Displays and Input Devices


30 Apr, 2000 By: Ron LaFon Cadalyst

Star rating: 5 stars out of 5

The IBM P260 monitor catches the eye immediately with its sleek, stealth black (or pearl white), compact design and crisp, bright display. The P260 measures 19.6" wide, 19.9" tall, and only 20" deep. The viewing area is 19.8". This monitor supports resolutions of up to 1920X1440 at 75Hz and has a crisp 0.24 dot pitch. At 70.6lb, the P260 is not the lightest monitor we tested in this roundup. A standard D-sub connector is pro-vided, as is a digital DVI connector, both mounted vertically so you can position the monitor close to a wall.

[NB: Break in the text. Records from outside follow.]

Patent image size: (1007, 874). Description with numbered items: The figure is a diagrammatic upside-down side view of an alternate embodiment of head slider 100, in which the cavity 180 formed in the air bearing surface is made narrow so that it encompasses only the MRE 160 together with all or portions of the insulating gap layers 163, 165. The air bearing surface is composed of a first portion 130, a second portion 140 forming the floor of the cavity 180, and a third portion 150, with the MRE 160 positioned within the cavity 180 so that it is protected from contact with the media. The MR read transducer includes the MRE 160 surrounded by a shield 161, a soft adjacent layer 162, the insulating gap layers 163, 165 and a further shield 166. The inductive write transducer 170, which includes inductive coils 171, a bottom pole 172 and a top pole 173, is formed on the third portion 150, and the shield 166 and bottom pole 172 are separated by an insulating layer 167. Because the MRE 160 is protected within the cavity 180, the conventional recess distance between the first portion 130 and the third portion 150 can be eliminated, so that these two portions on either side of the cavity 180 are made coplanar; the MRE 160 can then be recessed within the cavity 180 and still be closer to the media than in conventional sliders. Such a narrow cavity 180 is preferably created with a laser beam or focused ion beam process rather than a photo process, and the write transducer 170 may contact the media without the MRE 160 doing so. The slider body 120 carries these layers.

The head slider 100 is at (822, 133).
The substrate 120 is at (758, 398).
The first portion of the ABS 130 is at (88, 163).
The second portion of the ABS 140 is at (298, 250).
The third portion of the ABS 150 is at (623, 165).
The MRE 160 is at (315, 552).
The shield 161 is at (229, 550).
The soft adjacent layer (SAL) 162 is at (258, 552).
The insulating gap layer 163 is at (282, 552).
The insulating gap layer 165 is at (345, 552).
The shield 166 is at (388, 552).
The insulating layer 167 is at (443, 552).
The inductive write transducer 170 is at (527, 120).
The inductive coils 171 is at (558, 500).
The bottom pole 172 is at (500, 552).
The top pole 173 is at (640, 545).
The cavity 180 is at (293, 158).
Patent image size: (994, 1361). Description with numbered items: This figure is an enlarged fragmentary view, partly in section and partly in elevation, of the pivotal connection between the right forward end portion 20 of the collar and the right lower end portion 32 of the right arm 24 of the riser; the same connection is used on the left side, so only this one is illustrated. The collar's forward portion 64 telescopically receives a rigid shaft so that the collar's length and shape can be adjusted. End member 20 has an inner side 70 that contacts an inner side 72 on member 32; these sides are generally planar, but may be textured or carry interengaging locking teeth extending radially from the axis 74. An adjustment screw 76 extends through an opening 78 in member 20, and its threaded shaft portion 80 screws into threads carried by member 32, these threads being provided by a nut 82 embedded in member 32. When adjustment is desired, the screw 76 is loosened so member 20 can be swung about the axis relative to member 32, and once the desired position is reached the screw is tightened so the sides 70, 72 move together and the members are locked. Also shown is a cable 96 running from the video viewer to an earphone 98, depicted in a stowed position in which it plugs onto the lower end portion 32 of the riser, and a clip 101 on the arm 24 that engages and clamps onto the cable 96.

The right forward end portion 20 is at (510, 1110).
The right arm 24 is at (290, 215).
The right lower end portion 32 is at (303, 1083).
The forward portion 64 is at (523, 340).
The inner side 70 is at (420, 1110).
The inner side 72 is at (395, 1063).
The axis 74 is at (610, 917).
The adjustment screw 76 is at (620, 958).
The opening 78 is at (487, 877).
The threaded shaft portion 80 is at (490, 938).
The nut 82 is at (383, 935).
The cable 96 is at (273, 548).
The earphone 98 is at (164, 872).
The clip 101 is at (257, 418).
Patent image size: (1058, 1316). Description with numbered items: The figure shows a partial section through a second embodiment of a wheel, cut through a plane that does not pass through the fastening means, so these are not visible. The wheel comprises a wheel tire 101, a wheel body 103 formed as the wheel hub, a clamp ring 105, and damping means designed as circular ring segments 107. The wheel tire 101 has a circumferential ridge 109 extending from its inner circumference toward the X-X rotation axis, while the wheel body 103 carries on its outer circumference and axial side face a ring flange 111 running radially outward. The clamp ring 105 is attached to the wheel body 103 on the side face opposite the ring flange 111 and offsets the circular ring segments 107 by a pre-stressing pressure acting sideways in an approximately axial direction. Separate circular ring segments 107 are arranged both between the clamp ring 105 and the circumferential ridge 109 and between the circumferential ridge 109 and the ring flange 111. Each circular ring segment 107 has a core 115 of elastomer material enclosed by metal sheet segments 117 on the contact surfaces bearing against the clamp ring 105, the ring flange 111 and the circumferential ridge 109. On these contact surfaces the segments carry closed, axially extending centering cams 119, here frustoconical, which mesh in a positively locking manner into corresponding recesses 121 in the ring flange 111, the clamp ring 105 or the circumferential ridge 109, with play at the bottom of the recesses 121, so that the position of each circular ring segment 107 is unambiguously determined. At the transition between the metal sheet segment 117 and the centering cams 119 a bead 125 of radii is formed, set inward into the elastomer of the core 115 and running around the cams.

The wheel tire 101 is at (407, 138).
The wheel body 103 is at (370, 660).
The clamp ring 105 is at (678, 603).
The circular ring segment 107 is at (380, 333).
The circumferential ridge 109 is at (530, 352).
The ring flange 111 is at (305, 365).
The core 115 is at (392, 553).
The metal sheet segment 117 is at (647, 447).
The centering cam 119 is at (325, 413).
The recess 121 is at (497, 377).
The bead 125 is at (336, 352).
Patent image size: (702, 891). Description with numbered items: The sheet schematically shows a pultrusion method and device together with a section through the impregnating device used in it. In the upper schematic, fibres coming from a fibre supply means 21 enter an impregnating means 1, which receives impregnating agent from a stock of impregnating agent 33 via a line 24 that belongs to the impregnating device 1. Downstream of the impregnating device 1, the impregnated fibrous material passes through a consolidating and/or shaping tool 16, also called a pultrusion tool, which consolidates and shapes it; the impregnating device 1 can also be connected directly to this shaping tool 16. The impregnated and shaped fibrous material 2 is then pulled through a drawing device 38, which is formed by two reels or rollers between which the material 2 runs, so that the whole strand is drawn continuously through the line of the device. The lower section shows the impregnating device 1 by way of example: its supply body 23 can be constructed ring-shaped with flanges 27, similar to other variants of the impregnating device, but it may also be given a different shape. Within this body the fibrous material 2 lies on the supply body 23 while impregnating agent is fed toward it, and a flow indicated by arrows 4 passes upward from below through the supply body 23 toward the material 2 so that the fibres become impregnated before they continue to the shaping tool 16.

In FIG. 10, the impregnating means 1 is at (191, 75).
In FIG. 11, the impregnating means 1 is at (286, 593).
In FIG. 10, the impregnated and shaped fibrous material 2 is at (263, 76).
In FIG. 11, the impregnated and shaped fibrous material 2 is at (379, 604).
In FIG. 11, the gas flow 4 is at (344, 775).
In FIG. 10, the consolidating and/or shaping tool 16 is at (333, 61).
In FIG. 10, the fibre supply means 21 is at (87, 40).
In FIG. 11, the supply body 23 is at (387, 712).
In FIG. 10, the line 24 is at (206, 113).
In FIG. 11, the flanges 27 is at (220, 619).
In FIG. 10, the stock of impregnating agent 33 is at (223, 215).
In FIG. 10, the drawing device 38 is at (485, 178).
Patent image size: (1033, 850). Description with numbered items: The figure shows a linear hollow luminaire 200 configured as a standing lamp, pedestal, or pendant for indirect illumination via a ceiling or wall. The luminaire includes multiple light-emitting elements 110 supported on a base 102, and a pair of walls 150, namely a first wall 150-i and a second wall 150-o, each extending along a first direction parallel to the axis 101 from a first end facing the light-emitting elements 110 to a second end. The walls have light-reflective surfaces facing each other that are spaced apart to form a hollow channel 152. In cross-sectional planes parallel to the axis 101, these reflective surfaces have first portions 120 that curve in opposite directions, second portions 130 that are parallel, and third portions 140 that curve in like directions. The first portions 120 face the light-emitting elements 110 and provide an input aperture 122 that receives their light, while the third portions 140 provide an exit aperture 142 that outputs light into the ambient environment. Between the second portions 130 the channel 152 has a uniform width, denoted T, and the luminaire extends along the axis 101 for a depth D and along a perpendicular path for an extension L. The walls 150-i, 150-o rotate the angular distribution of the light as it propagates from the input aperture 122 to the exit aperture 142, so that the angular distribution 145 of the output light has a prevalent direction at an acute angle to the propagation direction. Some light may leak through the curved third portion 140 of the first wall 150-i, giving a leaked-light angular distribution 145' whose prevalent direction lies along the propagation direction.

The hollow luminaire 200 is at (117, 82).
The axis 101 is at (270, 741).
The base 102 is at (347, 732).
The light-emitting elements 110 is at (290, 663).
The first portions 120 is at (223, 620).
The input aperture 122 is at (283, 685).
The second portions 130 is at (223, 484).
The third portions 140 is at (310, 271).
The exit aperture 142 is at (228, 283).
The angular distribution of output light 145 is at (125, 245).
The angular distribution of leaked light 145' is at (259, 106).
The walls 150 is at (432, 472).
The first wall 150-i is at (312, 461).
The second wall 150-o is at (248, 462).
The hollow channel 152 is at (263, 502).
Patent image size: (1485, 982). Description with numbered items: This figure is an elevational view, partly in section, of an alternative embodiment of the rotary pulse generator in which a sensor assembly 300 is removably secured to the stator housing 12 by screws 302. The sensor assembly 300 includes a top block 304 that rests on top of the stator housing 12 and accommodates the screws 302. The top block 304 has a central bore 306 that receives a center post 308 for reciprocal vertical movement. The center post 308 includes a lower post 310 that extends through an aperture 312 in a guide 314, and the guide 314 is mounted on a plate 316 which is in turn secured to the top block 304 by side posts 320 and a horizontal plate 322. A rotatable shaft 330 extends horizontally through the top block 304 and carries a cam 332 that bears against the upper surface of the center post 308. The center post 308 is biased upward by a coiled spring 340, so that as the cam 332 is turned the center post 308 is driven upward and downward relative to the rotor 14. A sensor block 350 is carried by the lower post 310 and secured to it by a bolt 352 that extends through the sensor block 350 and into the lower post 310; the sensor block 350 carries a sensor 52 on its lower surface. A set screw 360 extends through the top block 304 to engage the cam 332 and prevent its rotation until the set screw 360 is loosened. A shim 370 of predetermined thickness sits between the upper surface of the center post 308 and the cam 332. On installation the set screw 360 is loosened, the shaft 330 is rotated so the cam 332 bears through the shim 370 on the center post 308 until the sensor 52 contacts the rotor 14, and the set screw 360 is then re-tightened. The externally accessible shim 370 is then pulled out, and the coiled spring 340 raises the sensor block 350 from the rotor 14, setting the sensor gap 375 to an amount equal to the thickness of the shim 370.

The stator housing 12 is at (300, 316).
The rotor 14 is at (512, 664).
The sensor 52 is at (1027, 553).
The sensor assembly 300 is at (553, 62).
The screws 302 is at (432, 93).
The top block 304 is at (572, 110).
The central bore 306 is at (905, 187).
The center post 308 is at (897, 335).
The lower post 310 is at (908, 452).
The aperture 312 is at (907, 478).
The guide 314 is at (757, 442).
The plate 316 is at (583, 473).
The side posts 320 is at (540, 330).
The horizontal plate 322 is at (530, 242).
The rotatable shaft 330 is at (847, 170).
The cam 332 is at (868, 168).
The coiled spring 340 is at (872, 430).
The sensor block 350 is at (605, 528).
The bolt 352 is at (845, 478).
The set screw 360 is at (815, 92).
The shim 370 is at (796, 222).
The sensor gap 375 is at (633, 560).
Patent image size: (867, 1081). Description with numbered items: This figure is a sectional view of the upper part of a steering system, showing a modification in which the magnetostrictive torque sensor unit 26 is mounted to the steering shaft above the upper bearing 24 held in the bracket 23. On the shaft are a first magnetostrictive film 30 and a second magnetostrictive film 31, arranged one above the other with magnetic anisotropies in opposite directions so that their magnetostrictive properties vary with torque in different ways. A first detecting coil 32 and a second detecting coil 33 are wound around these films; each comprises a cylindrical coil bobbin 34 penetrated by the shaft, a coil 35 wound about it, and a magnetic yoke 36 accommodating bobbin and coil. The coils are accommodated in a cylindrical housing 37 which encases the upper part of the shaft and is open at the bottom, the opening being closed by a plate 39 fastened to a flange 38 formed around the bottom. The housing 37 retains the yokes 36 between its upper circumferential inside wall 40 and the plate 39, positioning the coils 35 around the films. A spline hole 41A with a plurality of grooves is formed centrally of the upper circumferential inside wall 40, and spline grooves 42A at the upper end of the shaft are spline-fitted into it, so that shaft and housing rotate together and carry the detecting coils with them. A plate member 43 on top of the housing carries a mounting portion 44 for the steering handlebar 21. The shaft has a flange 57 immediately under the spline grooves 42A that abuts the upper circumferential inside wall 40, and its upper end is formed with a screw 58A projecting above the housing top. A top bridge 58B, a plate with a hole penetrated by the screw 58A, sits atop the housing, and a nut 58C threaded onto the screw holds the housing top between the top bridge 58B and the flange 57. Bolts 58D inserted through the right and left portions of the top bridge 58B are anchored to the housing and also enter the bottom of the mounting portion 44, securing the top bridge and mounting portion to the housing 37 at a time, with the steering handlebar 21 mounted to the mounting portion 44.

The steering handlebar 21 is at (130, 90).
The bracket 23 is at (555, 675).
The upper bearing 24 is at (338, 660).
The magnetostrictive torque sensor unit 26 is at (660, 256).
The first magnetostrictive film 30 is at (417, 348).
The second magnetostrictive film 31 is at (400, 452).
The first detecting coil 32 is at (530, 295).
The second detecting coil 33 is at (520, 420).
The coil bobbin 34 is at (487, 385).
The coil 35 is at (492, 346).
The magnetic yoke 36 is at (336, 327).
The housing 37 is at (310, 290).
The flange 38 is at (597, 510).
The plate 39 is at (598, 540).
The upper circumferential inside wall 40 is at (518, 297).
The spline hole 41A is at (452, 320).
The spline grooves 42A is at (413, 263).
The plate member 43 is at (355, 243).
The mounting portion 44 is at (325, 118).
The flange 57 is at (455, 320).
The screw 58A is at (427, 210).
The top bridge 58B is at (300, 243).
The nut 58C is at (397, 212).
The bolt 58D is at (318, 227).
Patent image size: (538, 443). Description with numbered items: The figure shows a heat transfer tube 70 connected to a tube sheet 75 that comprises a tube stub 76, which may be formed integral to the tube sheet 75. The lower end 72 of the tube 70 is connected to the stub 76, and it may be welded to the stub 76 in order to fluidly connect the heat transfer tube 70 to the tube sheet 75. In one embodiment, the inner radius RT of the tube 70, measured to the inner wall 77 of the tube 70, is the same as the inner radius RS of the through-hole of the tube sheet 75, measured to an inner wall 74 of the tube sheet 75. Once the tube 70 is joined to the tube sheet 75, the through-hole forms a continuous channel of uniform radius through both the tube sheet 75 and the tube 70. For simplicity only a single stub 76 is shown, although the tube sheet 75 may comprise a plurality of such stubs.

Like many high-quality displays, the IBM P260 monitor is based on a CRT that uses FD Trinitron technology. As is typical with aperture-grille tubes, the shadow of two thin damper wires crosses the display horizontally. Some people find this characteristic annoying, but it has never been a problem for me in practical use. The P260's screen is remarkably flat and has excellent no-glare coatings.

The IBM P260 monitor sports a relatively small array of controls below the front bezel of the display. Here you'll find a reset button, an autosizing and centering button, an input switch (it supports two video import channels), two brightness buttons (up and down), a menu button, two contrast buttons (left and right), and a power switch and indicator. These most-used controls operate in conjunction with a very crisp and well-designed on-screen menu.

The P260 monitor turned in excellent scores on the CADALYST test suite. Both brightness and contrast are excellent, producing a very crisp image. Likewise, the P260 earned excellent scores on our tests for geometry and focus. Colors were crisp and clean, with a slight tendency toward blue. Reds tended slightly toward the orange, but not objectionably so. Altogether, the P260 is an excellent monitor, especially at the price of $1,059. Highly Recommended.— R.L.